A 15-minute city is a relatively new concept out of Paris that suggests we should all be able to live where essentials like rapid transit, grocery stores, and schools are a 15-minute walk or bike away.

Local policymakers have have begun exploring the plan more seriously in recent years — and a new map by geographer and public health researcher Nat Henry shows how close we are to that reality.

What’s on the map

Nat’s map uses color-coding to show how close different neighborhood areas are to services like light rail stations, libraries, and parks. It can be used to look at the disbursement of one amenity at a time or all of them together if you’re a big picture kind of person.

Where we did well

More than 99% of Seattleites live within a 15-minute walk of a park — perfect for those gorgeous summer days and a great follow-up to #WalkToAParkDay Seattle celebrated on Oct. 10.

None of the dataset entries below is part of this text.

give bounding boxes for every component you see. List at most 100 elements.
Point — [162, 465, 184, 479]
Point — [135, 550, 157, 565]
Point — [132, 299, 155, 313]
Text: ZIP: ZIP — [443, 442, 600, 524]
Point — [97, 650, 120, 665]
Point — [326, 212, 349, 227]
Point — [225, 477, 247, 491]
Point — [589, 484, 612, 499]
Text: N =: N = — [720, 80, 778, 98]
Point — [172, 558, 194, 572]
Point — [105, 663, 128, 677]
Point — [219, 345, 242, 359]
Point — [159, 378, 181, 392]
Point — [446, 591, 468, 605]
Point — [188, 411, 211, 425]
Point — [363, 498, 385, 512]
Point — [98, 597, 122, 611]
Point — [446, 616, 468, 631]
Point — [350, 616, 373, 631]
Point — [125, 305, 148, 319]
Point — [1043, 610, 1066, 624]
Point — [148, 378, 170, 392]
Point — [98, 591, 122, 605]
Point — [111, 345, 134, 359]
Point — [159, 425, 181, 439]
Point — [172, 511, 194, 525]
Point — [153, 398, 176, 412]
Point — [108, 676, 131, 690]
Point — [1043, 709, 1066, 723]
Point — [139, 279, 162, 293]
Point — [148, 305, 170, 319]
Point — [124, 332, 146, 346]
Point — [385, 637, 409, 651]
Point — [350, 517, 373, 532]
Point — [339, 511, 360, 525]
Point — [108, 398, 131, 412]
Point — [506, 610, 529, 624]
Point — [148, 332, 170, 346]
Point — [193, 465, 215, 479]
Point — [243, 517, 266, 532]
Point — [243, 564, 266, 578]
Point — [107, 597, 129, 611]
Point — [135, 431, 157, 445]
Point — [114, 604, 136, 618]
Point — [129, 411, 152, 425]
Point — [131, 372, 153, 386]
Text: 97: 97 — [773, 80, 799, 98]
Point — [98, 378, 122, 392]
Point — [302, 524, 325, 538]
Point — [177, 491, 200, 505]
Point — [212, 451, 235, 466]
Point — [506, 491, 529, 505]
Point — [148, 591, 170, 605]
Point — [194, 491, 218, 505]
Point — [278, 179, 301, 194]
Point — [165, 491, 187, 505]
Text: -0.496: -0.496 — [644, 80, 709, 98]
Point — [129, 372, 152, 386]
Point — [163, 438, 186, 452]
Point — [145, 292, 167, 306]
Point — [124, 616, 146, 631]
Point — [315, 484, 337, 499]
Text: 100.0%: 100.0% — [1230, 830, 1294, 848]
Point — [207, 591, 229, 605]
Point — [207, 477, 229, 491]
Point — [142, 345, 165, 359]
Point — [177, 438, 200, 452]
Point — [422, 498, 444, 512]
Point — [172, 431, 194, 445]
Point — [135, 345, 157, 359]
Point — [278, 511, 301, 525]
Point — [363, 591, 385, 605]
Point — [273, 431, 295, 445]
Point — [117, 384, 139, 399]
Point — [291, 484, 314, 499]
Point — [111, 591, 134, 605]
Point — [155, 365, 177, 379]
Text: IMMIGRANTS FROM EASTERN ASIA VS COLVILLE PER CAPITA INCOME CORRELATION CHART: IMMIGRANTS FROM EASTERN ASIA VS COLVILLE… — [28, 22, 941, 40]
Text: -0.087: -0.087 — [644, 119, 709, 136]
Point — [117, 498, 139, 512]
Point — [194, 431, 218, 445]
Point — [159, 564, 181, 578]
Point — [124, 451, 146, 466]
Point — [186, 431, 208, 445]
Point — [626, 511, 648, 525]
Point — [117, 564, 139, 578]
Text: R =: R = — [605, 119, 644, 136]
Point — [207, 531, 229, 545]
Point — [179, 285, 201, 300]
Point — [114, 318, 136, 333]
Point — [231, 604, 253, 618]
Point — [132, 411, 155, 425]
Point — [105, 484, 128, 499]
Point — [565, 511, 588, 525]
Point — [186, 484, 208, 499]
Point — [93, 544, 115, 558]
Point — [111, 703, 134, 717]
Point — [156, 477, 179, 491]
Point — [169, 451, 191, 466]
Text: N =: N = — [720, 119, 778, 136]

About 97% of the city is also within a 15-minute walk to a bus stop that connects to downtown (traffic jam, who?).

As for neighborhoods, 99% of people downtown, in the Chinatown-International District, and Pioneer Square lives within 15-minute walk or bike ride of a supermarket, library, park, bus stop to downtown, a restaurant, and a coffee shop.

Where we could improve

On the downside, only 44% of the city lives within a 15-minute walk of all of the aforementioned amenities. In addition, only 15% lives near a high school and 18% lives near a middle school (62% of us lives near an elementary school, though).

Meanwhile, 18 neighborhoods weren’t close to any of the amenities Nat’s map included. So we’re not quite a 15-minute city yet.